- Brackenthwaite Location in Allerdale, Cumbria Brackenthwaite Location within Cumbria
- OS grid reference: NY2946
- Civil parish: Westward;
- Unitary authority: Cumberland;
- Ceremonial county: Cumbria;
- Region: North West;
- Country: England
- Sovereign state: United Kingdom
- Post town: WIGTON
- Postcode district: CA7
- Dialling code: 01697
- Police: Cumbria
- Fire: Cumbria
- Ambulance: North West
- UK Parliament: Penrith and Solway;

= Brackenthwaite, Westward =

Settlement in Cumbria, England

Brackenthwaite is a settlement situated some 3 mi south-east of the town of Wigton in the English county of Cumbria. It should not be confused with the identically named settlement of Brackenthwaite that is situated some 6 mi south of Cockermouth in the same county.

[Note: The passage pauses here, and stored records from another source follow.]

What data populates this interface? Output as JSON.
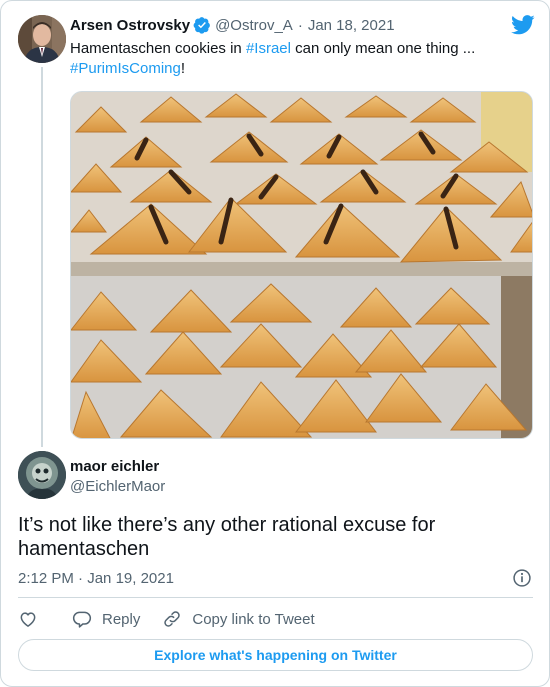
{
  "colors": {
    "accent": "#1d9bf0",
    "text": "#0f1419",
    "secondary": "#536471",
    "border": "#cfd9de"
  },
  "parent_tweet": {
    "name": "Arsen Ostrovsky",
    "handle": "@Ostrov_A",
    "separator": "·",
    "date": "Jan 18, 2021",
    "text_part1": "Hamentaschen cookies in ",
    "hashtag1": "#Israel",
    "text_part2": " can only mean one thing ...",
    "hashtag2": "#PurimIsComing",
    "text_part3": "!",
    "verified_icon": "verified-badge-icon",
    "media_description_icon": "photo"
  },
  "reply_tweet": {
    "name": "maor eichler",
    "handle": "@EichlerMaor",
    "text": "It’s not like there’s any other rational excuse for hamentaschen",
    "time": "2:12 PM",
    "separator": "·",
    "date": "Jan 19, 2021"
  },
  "actions": {
    "like_icon": "heart-icon",
    "reply_label": "Reply",
    "copy_label": "Copy link to Tweet"
  },
  "footer": {
    "explore_label": "Explore what's happening on Twitter"
  }
}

For administrative purposes, Brackenthwaite lies within the civil parish of Westward, the Cumberland unitary authority area, and the county of Cumbria. It is within the Penrith and Solway constituency of the United Kingdom Parliament.

== Toponymy ==
Bracanethuaite 12th Century. Old Norse brakni 'bush' and thveit 'assart' like Bregentved (Denmark) and Bracquetuit (Normandy).